Quanto a questão cidadania, meu irmão é cidadão belga não precisou de grandes juramentos, mas sim defender a seleção de futsal de seu novo país...rsrsrsrs...Ah sim obedecer ao rei.
Mas cá entre nós que o juramento dos USA é poderoso, ah isto é...
“Eu juro fidelidade à bandeira dos Estados Unidos e à República para a qual ela se sustenta, uma nação abaixo de Deus, indivisível, com justiça e liberdade para todos.”

E o juramento da sua doce deveia ser o juramento da humanidade.

beijão

o refúgio said...

ótimo texto, menino.
não gosto dos EEUU, não gosto de seu etnocentrismo, não gosto, não gosto de seu capitalismo (ou melhor, não gosto de nenhum tipo de capitalismo), não gosto de sua vaidade, não gosto não gosto não gosto. mas gosto de Warhol, de Woody Allen, de Coltrane, Miles Davis, Hendrix, Dylan, Ginsberg, Martin Luther king, e mais um bocado de uma moçada gente boa.
Quanto ao Brasil, bem, o governo pode dar suas mancadas. mas quem conhece/conheceu o sofrimento de muita gente, sabe que esse governo fez/faz muita coisa boa sim, que nenhum outro governo fez. sou PT, e votaria em Lulalá, novamente. e não sou alienada, talvez um pouco aluada, porque sonho...

"I have a dream..."

beijos.

Cris said...

Oi, Roy..

Novo sítio em estréia. És convidado. procure-se nos links diferenciais.

Bj

Cris

o refúgio said...

ei, menino intenso, comentei mais um pouco lá no refúgio. beijos.

Anonymous said...

Nossa, que lugar MARAVILHOSO que achei na blogosfera!!!

Roy, querido, vim retribuir sua visita e me encantar com esse lugar. Gostei de verdade!

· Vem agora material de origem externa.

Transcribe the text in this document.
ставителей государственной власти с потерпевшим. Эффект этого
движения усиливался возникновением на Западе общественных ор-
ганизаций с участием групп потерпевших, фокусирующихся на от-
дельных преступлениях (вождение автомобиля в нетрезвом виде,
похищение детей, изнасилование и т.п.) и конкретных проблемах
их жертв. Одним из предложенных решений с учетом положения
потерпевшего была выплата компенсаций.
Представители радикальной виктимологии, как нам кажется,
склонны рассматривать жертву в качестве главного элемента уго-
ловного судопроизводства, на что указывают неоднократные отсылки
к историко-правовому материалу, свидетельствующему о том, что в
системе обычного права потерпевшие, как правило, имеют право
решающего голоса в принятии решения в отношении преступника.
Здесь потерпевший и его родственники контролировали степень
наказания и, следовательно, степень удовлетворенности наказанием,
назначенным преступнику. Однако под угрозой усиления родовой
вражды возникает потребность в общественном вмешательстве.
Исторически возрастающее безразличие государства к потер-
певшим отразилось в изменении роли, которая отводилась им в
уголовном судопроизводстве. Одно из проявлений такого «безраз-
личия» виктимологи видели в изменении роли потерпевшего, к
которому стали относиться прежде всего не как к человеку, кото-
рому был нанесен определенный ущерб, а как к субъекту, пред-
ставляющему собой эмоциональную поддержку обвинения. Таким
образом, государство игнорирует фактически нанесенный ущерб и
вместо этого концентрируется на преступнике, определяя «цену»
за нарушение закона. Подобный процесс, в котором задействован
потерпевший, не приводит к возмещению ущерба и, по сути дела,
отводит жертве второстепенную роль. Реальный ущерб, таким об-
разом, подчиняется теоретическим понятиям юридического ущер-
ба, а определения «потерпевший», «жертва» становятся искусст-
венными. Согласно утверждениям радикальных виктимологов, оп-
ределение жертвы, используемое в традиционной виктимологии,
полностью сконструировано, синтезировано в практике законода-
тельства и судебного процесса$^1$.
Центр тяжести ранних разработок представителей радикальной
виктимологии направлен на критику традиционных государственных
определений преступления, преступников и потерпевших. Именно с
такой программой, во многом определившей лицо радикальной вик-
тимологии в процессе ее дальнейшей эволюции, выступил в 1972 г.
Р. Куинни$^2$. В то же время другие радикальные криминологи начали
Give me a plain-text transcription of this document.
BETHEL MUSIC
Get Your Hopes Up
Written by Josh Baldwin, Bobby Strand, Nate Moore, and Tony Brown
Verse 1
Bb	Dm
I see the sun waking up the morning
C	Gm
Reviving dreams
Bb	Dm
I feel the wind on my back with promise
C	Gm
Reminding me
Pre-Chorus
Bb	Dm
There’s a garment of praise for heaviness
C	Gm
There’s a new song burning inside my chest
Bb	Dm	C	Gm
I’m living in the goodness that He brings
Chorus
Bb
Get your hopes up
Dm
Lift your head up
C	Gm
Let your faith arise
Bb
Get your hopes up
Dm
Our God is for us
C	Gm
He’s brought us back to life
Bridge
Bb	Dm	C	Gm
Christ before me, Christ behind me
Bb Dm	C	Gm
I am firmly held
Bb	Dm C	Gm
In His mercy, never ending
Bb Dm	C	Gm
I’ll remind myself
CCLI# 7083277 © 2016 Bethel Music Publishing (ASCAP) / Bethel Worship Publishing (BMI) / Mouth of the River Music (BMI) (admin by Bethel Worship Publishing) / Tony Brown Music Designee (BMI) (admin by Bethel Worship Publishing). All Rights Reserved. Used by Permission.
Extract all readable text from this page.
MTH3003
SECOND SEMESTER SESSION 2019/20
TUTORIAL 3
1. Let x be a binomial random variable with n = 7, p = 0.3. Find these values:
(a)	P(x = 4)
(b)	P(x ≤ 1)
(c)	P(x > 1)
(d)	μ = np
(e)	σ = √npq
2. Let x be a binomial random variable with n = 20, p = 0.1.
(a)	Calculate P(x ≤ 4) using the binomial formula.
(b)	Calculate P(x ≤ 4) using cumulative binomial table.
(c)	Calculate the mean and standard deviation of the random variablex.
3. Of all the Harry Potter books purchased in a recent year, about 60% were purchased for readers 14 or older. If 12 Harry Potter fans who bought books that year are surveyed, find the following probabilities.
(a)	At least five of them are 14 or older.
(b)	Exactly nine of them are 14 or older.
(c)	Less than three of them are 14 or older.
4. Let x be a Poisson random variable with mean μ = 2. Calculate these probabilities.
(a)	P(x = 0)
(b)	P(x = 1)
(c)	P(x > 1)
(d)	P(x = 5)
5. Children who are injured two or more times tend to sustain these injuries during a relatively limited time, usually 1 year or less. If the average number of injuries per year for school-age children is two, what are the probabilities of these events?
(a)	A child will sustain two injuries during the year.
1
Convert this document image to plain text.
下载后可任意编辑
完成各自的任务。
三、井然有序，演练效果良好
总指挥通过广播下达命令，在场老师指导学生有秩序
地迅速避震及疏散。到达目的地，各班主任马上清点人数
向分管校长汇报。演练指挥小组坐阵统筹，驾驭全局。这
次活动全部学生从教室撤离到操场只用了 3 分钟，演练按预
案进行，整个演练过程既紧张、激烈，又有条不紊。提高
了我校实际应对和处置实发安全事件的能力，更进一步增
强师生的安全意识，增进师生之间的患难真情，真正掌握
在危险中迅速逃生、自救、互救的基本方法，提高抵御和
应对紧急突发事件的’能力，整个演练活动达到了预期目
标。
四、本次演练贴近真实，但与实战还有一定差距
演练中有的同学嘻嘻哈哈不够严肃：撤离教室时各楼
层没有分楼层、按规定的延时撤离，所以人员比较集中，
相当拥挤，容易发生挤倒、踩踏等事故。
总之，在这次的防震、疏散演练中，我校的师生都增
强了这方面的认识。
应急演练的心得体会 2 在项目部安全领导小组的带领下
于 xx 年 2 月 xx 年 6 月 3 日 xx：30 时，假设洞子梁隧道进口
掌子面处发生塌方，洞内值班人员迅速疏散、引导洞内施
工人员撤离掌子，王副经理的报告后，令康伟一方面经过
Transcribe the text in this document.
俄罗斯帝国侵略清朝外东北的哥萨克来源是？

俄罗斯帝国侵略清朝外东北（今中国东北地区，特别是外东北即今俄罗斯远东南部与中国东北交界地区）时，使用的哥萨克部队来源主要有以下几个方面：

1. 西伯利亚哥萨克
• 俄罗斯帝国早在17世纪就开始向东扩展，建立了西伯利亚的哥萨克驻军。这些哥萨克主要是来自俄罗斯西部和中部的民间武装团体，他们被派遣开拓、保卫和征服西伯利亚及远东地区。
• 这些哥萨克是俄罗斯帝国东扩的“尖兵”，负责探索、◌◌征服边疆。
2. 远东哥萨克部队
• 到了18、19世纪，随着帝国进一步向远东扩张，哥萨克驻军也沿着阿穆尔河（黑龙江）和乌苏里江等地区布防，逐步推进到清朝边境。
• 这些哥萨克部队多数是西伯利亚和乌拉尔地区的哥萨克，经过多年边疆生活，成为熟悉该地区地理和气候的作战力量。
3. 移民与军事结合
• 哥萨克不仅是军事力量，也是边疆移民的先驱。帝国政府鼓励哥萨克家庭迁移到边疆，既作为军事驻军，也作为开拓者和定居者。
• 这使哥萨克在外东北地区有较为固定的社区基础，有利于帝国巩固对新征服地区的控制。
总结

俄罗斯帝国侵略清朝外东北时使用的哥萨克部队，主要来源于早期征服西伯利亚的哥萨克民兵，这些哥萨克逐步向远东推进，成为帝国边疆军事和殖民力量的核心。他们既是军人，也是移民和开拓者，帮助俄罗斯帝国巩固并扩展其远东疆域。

Volto outras tantas vezes, ok?


Aaah! posso te linkar? :)

Beijos!

WWW.EUNAO.WORDPRESS.COM

o refúgio said...

tem uma surpresa procê no refúgio. beijos.

Anonymous said...

Sua amada te ama. Essa é a matéria que faz sonhos... Em qualquer nação, independente de sua diversificação e temência a qualquer deus... rs. Beijo e mais beijo.